Unless you have need to be able to apply relational algebra to the data, a simple and very fast approach is to simply store the data in a series of dynamically extending linked lists using some fairly rudimentary block oriented buffer management and linked list code.
It's a commonly used general architecture for storing data that requires near realtime access (have used it dozens of times for everything from realtime message switching systems to sub-second response transaction systems to low latency data processing systems to applications needing dynamically retrieved/updated object archives).
For your specific use, it allows you to store an effectively unlimited amount of price data for each symbol with the absolute minimum # of disk accesses needed to load any given dataset on the fly without the additional overhead that a traditional SQL database would incur. It can be tweaked for specific performance requirements by using variable cluster size, memory caching, hashing, etc.

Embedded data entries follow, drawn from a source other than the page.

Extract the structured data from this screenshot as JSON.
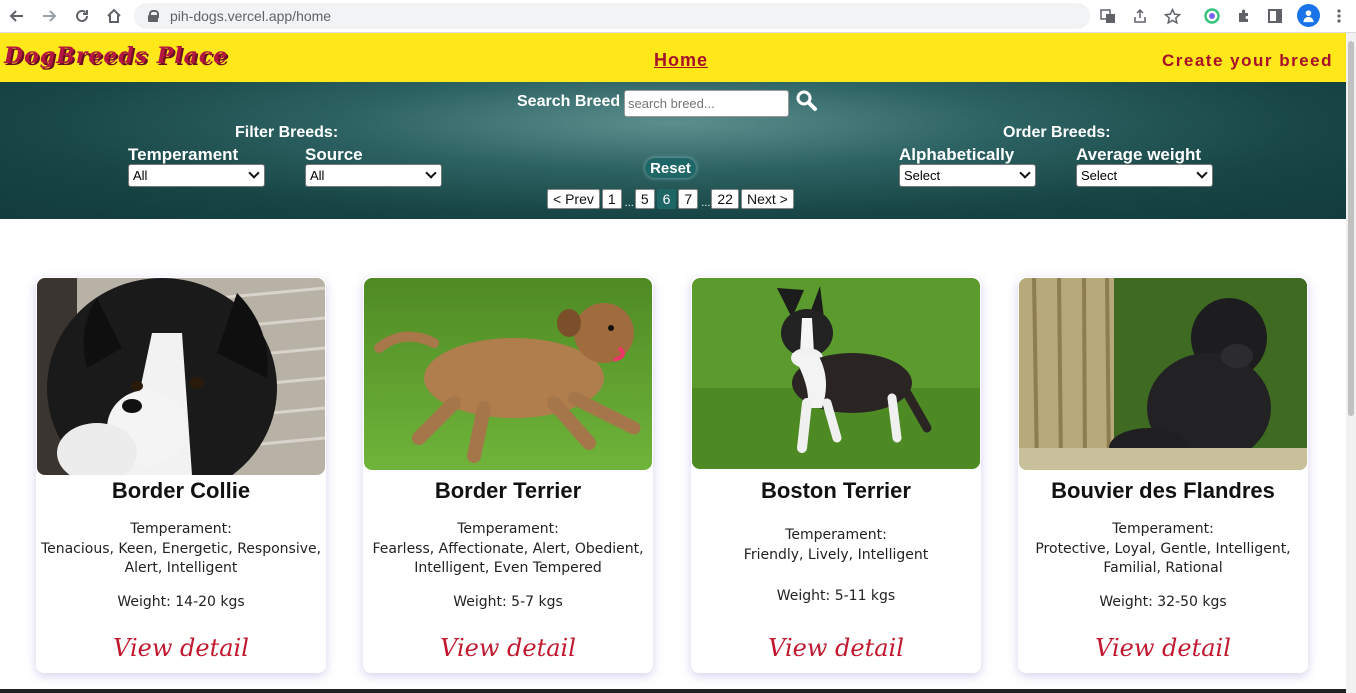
{
  "browser": {
    "url": "pih-dogs.vercel.app/home"
  },
  "header": {
    "logo": "DogBreeds Place",
    "home_label": "Home",
    "create_label": "Create your breed"
  },
  "search": {
    "label": "Search Breed",
    "placeholder": "search breed..."
  },
  "filters": {
    "title": "Filter Breeds:",
    "temperament_label": "Temperament",
    "temperament_value": "All",
    "source_label": "Source",
    "source_value": "All"
  },
  "order": {
    "title": "Order Breeds:",
    "alpha_label": "Alphabetically",
    "alpha_value": "Select",
    "weight_label": "Average weight",
    "weight_value": "Select"
  },
  "reset_label": "Reset",
  "pagination": {
    "prev": "< Prev",
    "first": "1",
    "dots": "...",
    "p5": "5",
    "current": "6",
    "p7": "7",
    "last": "22",
    "next": "Next >"
  },
  "cards": [
    {
      "name": "Border Collie",
      "temperament_label": "Temperament:",
      "temperament": "Tenacious, Keen, Energetic, Responsive, Alert, Intelligent",
      "weight": "Weight: 14-20 kgs",
      "detail": "View detail"
    },
    {
      "name": "Border Terrier",
      "temperament_label": "Temperament:",
      "temperament": "Fearless, Affectionate, Alert, Obedient, Intelligent, Even Tempered",
      "weight": "Weight: 5-7 kgs",
      "detail": "View detail"
    },
    {
      "name": "Boston Terrier",
      "temperament_label": "Temperament:",
      "temperament": "Friendly, Lively, Intelligent",
      "weight": "Weight: 5-11 kgs",
      "detail": "View detail"
    },
    {
      "name": "Bouvier des Flandres",
      "temperament_label": "Temperament:",
      "temperament": "Protective, Loyal, Gentle, Intelligent, Familial, Rational",
      "weight": "Weight: 32-50 kgs",
      "detail": "View detail"
    }
  ],
  "colors": {
    "header_bg": "#ffe81a",
    "brand_red": "#a8102a",
    "panel_teal": "#174444"
  }
}
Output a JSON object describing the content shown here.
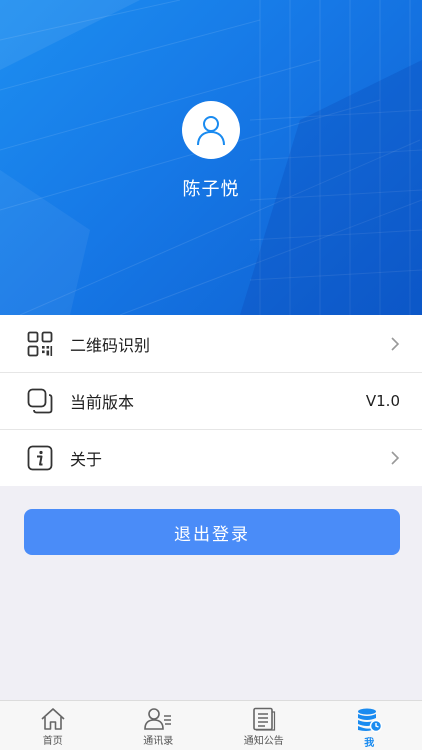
{
  "profile": {
    "name": "陈子悦"
  },
  "menu": {
    "items": [
      {
        "label": "二维码识别",
        "value": "",
        "icon": "qr-code-icon"
      },
      {
        "label": "当前版本",
        "value": "V1.0",
        "icon": "version-icon"
      },
      {
        "label": "关于",
        "value": "",
        "icon": "info-icon"
      }
    ]
  },
  "actions": {
    "logout_label": "退出登录"
  },
  "tabbar": {
    "tabs": [
      {
        "label": "首页",
        "icon": "home-icon"
      },
      {
        "label": "通讯录",
        "icon": "contacts-icon"
      },
      {
        "label": "通知公告",
        "icon": "notice-icon"
      },
      {
        "label": "我",
        "icon": "me-icon",
        "active": true
      }
    ]
  },
  "colors": {
    "accent": "#1a8bf0",
    "button": "#4a8cf8",
    "header": "#1678e6"
  }
}
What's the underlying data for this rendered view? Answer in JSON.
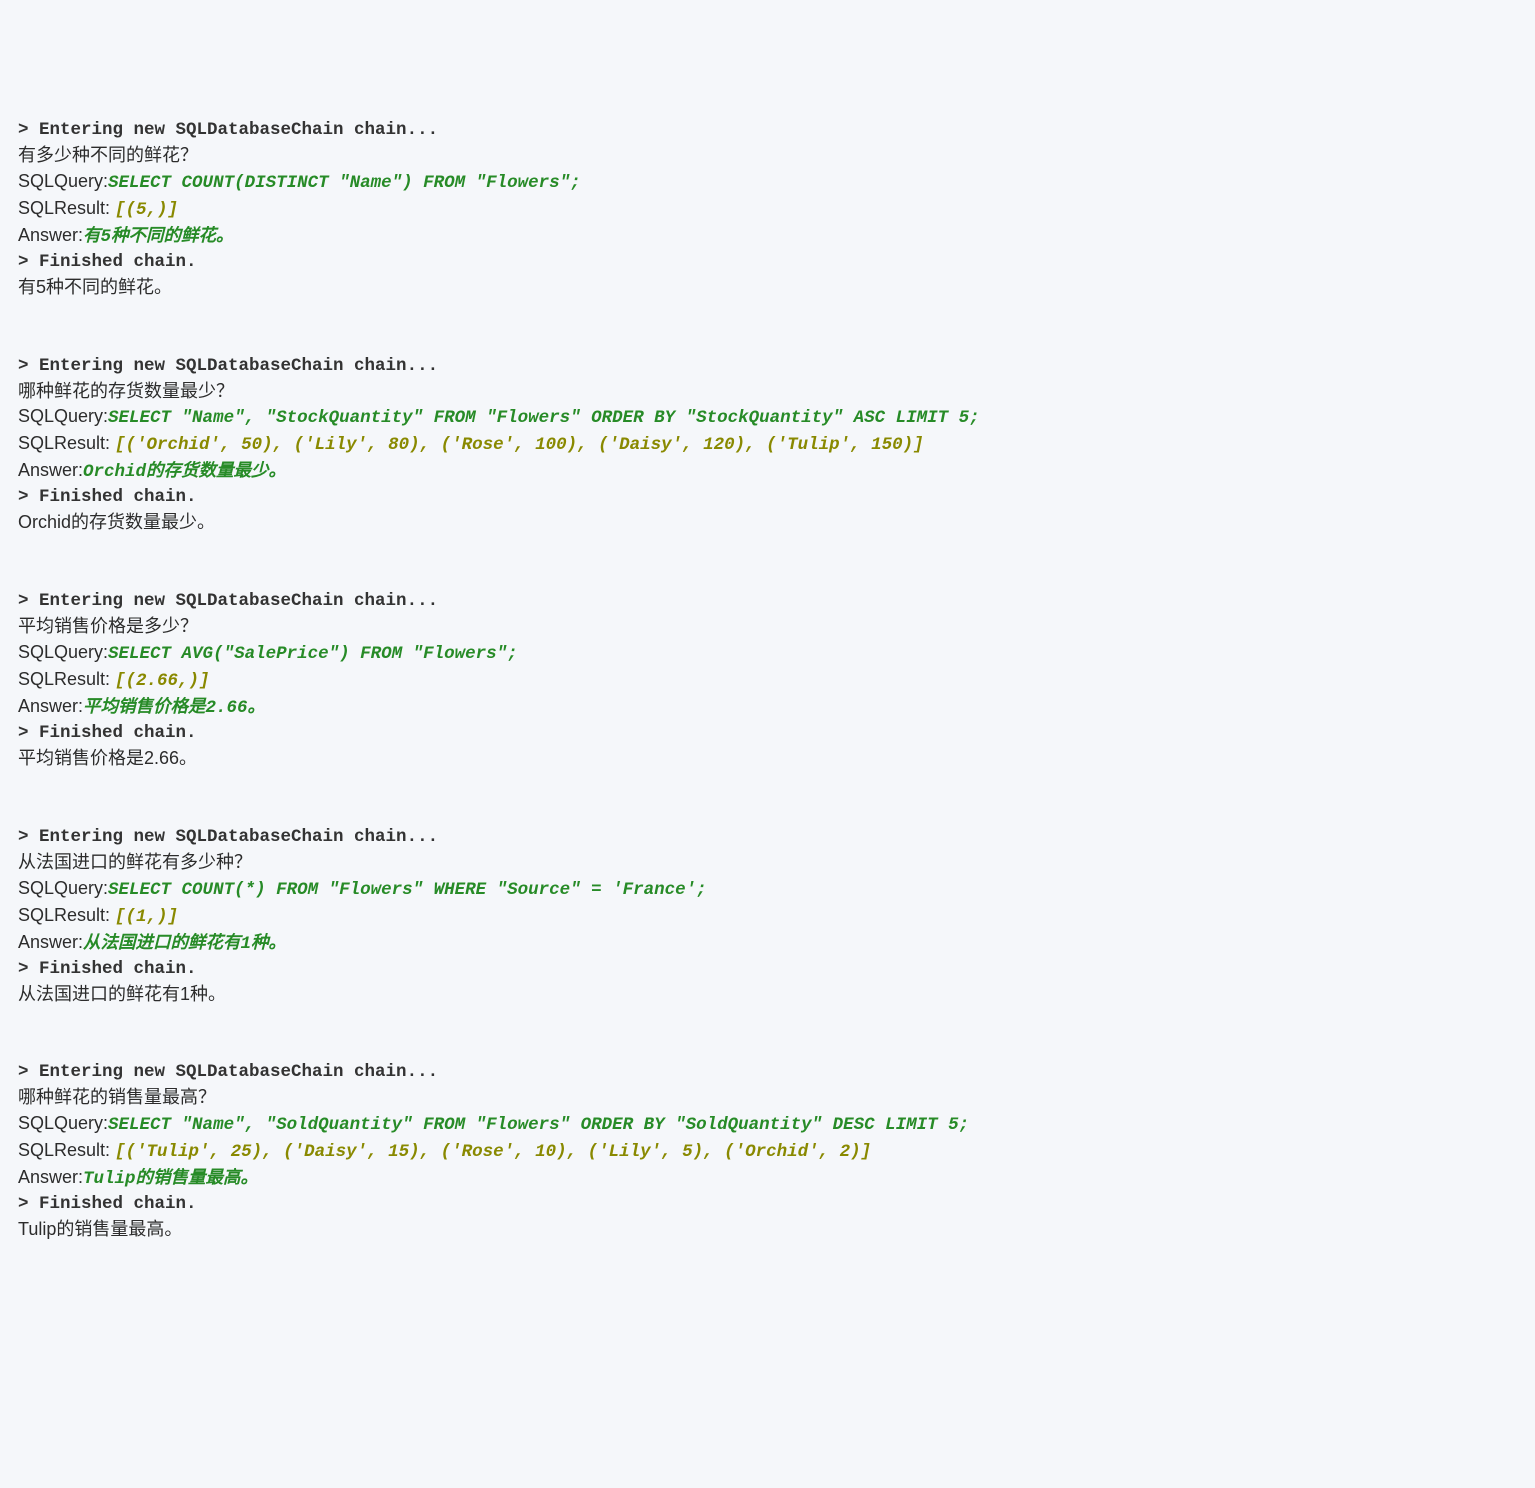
{
  "commonLabels": {
    "entering": "> Entering new SQLDatabaseChain chain...",
    "sqlQueryLabel": "SQLQuery:",
    "sqlResultLabel": "SQLResult: ",
    "answerLabel": "Answer:",
    "finished": "> Finished chain."
  },
  "blocks": [
    {
      "question": "有多少种不同的鲜花？",
      "sqlQuery": "SELECT COUNT(DISTINCT \"Name\") FROM \"Flowers\";",
      "sqlResult": "[(5,)]",
      "answer": "有5种不同的鲜花。",
      "finalOutput": "有5种不同的鲜花。"
    },
    {
      "question": "哪种鲜花的存货数量最少？",
      "sqlQuery": "SELECT \"Name\", \"StockQuantity\" FROM \"Flowers\" ORDER BY \"StockQuantity\" ASC LIMIT 5;",
      "sqlResult": "[('Orchid', 50), ('Lily', 80), ('Rose', 100), ('Daisy', 120), ('Tulip', 150)]",
      "answer": "Orchid的存货数量最少。",
      "finalOutput": "Orchid的存货数量最少。"
    },
    {
      "question": "平均销售价格是多少？",
      "sqlQuery": "SELECT AVG(\"SalePrice\") FROM \"Flowers\";",
      "sqlResult": "[(2.66,)]",
      "answer": "平均销售价格是2.66。",
      "finalOutput": "平均销售价格是2.66。"
    },
    {
      "question": "从法国进口的鲜花有多少种？",
      "sqlQuery": "SELECT COUNT(*) FROM \"Flowers\" WHERE \"Source\" = 'France';",
      "sqlResult": "[(1,)]",
      "answer": "从法国进口的鲜花有1种。",
      "finalOutput": "从法国进口的鲜花有1种。"
    },
    {
      "question": "哪种鲜花的销售量最高？",
      "sqlQuery": "SELECT \"Name\", \"SoldQuantity\" FROM \"Flowers\" ORDER BY \"SoldQuantity\" DESC LIMIT 5;",
      "sqlResult": "[('Tulip', 25), ('Daisy', 15), ('Rose', 10), ('Lily', 5), ('Orchid', 2)]",
      "answer": "Tulip的销售量最高。",
      "finalOutput": "Tulip的销售量最高。"
    }
  ]
}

If near realtime/low latency data access isn't an issue (and since you're unlikely to have the kind of high volume/high speed requirements of the systems I noted above), you could probably just store the price data in an ordinary SQL table, i.e., symbol (or alternatively a binary symbol ID - referenced from the symbol table), date, time (for intraday data only), open, high, low, close, volume, etc. and then use a normal SQL Select statement to retrieve and process any given symbol's price dataset (primary key would be symbol (or binary ID) plus date (plus time if it's intraday data). Definitely no need (or technical desire) to have to use a separate table per symbol.
As with any application, exactly what you intend to do with the data, how often you'll access it, and what your performance requirements are will be what dictates the target architecture - there's no generalized, one size fits all solution that solves every potential application.